In his matchup against consensus top 50 edge defender Joseph Ossai from Texas, Jenkins was the dominant winner, putting Texas defenders on the ground all afternoon. He slammed Ossai in the play above, but even on plays where he wasn’t finishing like a mad man, Jenkins was getting the job done. The most undersold aspect of Jenkins game is explosiveness. He might not be the most tool-sy or athletic tackle in the class, but Jenkins checks the box in the areas that matter most for offensive linemen: explosive, short-area movements and body control.
By now you’ve probably seen the rumors that Jenkins’ arms might be under 33 inches long, but the offensive tackle told me on Friday that his arms measured 33 3/8 inches at the EXOS pro day on February 26. That’s a great sign for his hopes of remaining at tackle in the NFL, as sub-33 inches likely would have fallen short of every NFL team’s threshold for tackles.
Still, Jenkins’ lack of length is going to concern some teams at tackle, and there are occasions where it shows up on his college tape. He’s so good with his hands that I’d definitely still start him out at tackle in the NFL, but even if he’s good there, it’s very possible that Jenkins could be a Tier 1 guard in the NFL. His biggest concerns at tackle are going to be change-of-direction and length, and neither of those issues are as likely to be exposed on the interior.
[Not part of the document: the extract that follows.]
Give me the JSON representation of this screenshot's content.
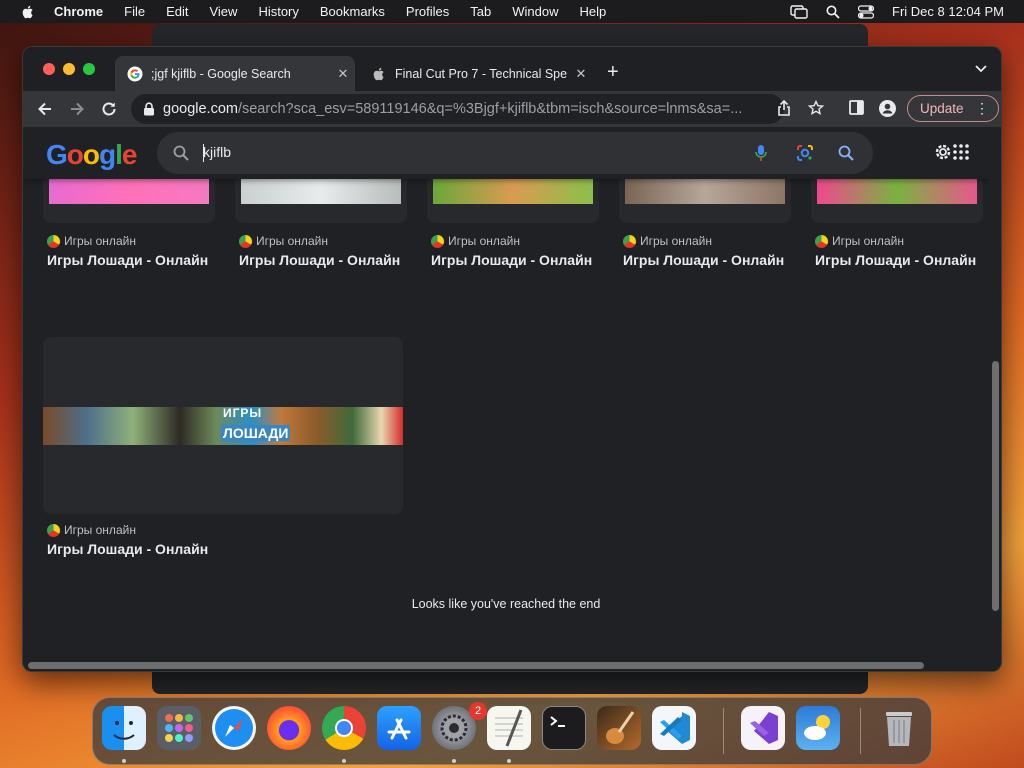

Jenkins reminds me a lot of former Ravens guard Marshal Yanda, an excellent college tackle who would probably have been a very good tackle in the NFL, but was one of the best guards in the league for over a decade instead. I’m not saying Jenkins is quite on Yanda’s level, as the 2020 retiree will likely receive some Hall of Fame consideration, but Jenkins’ ceiling at guard is pretty high. He could be a special player there with some time to transition to a new spot.
However, there is more money, value and greater need at tackle in the NFL, and I would absolutely feel comfortable using a top-32 pick on Jenkins to play that position.